Wednesday, April 20, 2011

Film & The Future of Narrative Soul: Thoughts

I was thinking about the connections between Hanna:



and the semi-recent film, Never Let Me Go:





There is something immensely creepy about scientifically engineered humans -- soulful, expendable, throwaway people (and this is a theme in both Never Let Me Go & Hanna).  It made me wonder about nature versus nurture when nature is so heavily nurtured.  There was a really interesting article in Discover about nature and nurture in the film, Hanna.  Click here to read "Hanna: A Transhuman Tragedy of Nature vs Nurture."

In this www.high-tech world of "ambient awareness" via Twitter and the imminent Google chip implant, what are the boundaries of the human body, the reaches and worth of a soul?  We're scientifically engineering our own memories, digitally enhancing, click-and-dragging our emotions into compartmentalized albums on Facebook.  Does new technology give us longer lives, or lesser appreciation for the lives we create? In terms of reality extending beyond the narrative of our lives -- on blogs and Facebook walls -- and becoming stretched and indestructible like a science fiction-esque cloudless sky of singular consciousness, I think of Zadie Smith's incredible essay, "Generation Why."  Click here to read the whole article.  How does the timelessness of a cyber-sky affect the crafting of our personal design, avatar personas, online presences, and beautifully fragmented-and-integrated, constantly moving-and-improving personal narratives?

When we undulate involuntarily along a 'feed, moving like breath, rhythmic and typing, editing has become synonymous with existing.

Check out this amazing short film about the 'Today' project by Jonathan Harris.  Harris creates and maintains a permanent string of images as a narrative life memory by taking a picture every day (it's like stop-motion soul-scribing):



This reminded me of something I listened to a while back on This American Life called 'Plan B.' The story near the end of the program reveals the rather mundane and somehow surprising and heartbreaking fate of inanimate objects.  Click here to listen to the program.

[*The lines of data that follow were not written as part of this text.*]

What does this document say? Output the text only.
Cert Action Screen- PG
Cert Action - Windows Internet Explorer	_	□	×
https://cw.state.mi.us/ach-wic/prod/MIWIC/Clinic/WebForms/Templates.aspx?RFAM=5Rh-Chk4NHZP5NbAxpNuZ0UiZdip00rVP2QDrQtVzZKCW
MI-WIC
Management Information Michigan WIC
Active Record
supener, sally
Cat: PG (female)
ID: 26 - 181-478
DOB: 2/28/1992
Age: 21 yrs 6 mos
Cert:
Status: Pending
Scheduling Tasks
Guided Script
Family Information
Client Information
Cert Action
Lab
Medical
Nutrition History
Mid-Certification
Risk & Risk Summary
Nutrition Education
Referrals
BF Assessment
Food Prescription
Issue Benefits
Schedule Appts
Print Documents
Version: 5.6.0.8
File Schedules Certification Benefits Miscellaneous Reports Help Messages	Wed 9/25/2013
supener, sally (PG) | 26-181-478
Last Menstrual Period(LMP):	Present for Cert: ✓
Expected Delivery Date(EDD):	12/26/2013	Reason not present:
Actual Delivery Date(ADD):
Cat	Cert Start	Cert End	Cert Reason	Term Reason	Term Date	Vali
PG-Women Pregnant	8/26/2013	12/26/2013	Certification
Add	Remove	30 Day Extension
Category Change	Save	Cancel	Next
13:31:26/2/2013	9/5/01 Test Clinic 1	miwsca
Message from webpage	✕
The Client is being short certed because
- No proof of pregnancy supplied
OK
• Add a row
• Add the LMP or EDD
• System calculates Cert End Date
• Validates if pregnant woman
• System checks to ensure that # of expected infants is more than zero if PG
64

Everything leaves traces behind.  Everything has a narrative reality.  But how permanent can a narrative become in terms of the traces it leaves behind?  In the film Never Let Me Go, Kathy stands on a hilltop where lost things vanish.  The feeling of that scene made me think of the fate of people as 'things' in science fiction and how modern science is transforming the fate of the narrative into cyber-sci-fi (even transforming within the narrative to extend beyond the boundaries of the narrative -- soul and memory dissipating in an easily accessible and expansive digital sky).  In the story of our lives, humans trickle down a hill, fall to pieces and disappear into a Milky Way river of lost objects, live-streaming over the narrative horizon.  We are carried away in the afternoon breeze.  Gone?

Digital imprints are impressive.  Nothing is ever lost or permanently erased on the Internet.  We can shape beautiful designs and memories in the pixilated sand, untouched by the wind.